Camera as consciousness

Gaspar Noe before introducing “Enter the void”

“Enter the void” is a wonderfully mad film, experimenting with the subjective, which could possibly be the next breakthrough in screen storytelling.

This daring experiment in visual representation of consciousness is based on three devices: camera as a point of view, compression of key emotional memories, camera floating above after death.

During the Q&A Noe brings up studies of how brain stores memories, how consciousness reacts to visual stimulus, possibilities of using 3D to better represent life experiences on the screen. One sentence from his talk particularly jumps at me: “in many respects the future is more real that the past.”

While “Irreversible” had a 3 page long script and was done on the fly, “Enter the void” was written in 103 pages during several years. Yet, the structure in “Irreversible” is stronger. There are at least two possible explanations of that:

Perhaps it was meant to be like this. For Noe (at least from what he is saying) “The Void” was to be like a trip, with all pluses and minuses of a trip including an oppressing length (‘my trips were always too long”) and certain meandering. So it is rather an exercise in a state of mind than an exploration of the flow of our lives (which seems to be the theme of “Irreversible”.)

Or:

Noe believes in spontaneity and removal of any obstacles to the “creative flow” - he is his own camera operator and insists that the energy has to come to the set at the last minute. Yet, such directorial spontaneity did not seem to translate into the writing spontaneity/freshness and so the basic structure got surprisingly predictable in the long time it took to write/prepare the film. Noe “overcooked” the storyline a bit.
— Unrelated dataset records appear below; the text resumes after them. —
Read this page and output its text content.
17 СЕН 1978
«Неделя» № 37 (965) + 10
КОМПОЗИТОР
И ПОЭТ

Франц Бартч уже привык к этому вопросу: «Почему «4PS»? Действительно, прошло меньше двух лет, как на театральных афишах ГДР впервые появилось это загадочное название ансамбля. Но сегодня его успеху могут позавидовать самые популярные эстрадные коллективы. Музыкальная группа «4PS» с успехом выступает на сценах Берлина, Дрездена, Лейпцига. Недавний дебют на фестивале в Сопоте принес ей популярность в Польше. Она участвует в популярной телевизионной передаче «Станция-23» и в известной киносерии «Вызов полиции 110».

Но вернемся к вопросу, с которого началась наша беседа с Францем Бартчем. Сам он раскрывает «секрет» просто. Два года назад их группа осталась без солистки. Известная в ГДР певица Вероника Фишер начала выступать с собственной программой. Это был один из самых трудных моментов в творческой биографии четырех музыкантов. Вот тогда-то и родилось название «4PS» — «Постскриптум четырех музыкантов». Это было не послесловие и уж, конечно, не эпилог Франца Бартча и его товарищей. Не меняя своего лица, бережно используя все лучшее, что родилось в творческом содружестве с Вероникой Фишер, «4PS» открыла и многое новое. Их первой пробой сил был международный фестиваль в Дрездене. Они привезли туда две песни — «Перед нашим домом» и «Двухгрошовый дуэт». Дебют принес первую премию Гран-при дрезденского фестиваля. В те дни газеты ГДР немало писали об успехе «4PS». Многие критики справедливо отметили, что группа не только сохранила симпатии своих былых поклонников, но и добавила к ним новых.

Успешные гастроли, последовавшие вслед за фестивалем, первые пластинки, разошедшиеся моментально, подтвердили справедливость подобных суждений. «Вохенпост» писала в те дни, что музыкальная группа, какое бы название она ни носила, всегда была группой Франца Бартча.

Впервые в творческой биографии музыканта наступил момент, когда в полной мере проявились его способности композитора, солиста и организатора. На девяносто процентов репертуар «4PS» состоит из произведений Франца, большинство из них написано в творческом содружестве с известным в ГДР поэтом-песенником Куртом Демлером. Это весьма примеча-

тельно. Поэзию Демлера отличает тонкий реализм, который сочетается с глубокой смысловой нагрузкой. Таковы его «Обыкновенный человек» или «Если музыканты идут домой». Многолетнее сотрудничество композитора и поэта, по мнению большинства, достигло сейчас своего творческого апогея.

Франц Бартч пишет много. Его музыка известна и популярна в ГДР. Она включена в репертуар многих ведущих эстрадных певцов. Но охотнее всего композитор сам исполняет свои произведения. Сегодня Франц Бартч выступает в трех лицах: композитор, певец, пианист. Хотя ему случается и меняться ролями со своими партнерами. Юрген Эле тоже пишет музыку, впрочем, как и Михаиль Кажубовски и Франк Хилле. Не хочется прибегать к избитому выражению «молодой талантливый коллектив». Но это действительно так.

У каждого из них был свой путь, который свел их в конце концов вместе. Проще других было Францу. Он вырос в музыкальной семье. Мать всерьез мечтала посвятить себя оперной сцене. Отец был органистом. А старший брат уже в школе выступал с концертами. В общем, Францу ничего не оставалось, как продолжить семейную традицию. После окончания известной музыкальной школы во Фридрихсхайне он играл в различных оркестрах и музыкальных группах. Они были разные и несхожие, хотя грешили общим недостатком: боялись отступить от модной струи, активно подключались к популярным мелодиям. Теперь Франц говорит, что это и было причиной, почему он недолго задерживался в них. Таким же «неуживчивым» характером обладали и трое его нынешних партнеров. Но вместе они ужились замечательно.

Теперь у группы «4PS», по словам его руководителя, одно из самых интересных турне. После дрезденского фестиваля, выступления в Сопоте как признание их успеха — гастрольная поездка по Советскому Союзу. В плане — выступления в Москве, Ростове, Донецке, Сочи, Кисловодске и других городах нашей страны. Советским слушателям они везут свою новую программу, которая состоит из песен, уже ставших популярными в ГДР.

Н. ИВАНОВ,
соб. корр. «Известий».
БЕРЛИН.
If his directorial freshness could be applied to designing (writing) of such technologically complex film as “Enter the void” it could mean revolution not only in screen storytelling but also perhaps a step forward in our self-understanding.

1/07/2011

Essential cinema

“Essential Killing”, script: Ewa Piaskowska, Jerzy Skolimowski,
DP - Adam Sikora, directed by Skolimowski


Upon disappointments with “The Social Network”, “Inception” or the latest “Harry Potter” I rejoiced with “Essential killing”, almost danced upon seeing it. Cinema is not over! New paths are possible.

The other films felt tired, used up, artificially jazzed up, whereas the Skolimowski’s latest brings in zest, energy and aliveness. It displays humbleness about the events being told. The storyteller of this film does not present himself as smarter than the story. He follows it with respect, with his eyes wide open and ears ready to receive signals that are not predetermined by narrative cliches. In "Essential Killing" there are questions rather than answers. There is openness rather than arrogance. Empathy rather than pushiness. The film does not feel calculated and displays naturalness, mystery and poetry. At the same time there are moments which rise eyebrows in the plausibility department. If that’s the price for the overall energy, so be it.

Reality in Skolimowski's hands gets more penetrating treatment than in those other extravaganzas. I do not think it is only because “Essential killing” is not a Hollywood film and as such can afford to be a more genuine representation of what life feels like. (After all there are Hollywood directors who do not talk down to audiences.)

Conclusion: If a plot is unclear, muddy and or spotty (that’s the case with the four mentioned titles) it may be better to pay less attention to justification of such undercooked structures and instead focus on life and emotions contained within them. Creating scenes that (supposedly) explain psychological or plot intricacies usually reduces sequences to mechanical statements dutifully strung together. Skolimowski does not care much for that - instead he focuses on life which floats in front of the lenses. Thanks to that his screen pulsates with vitality so rare in today’s fiction cinema.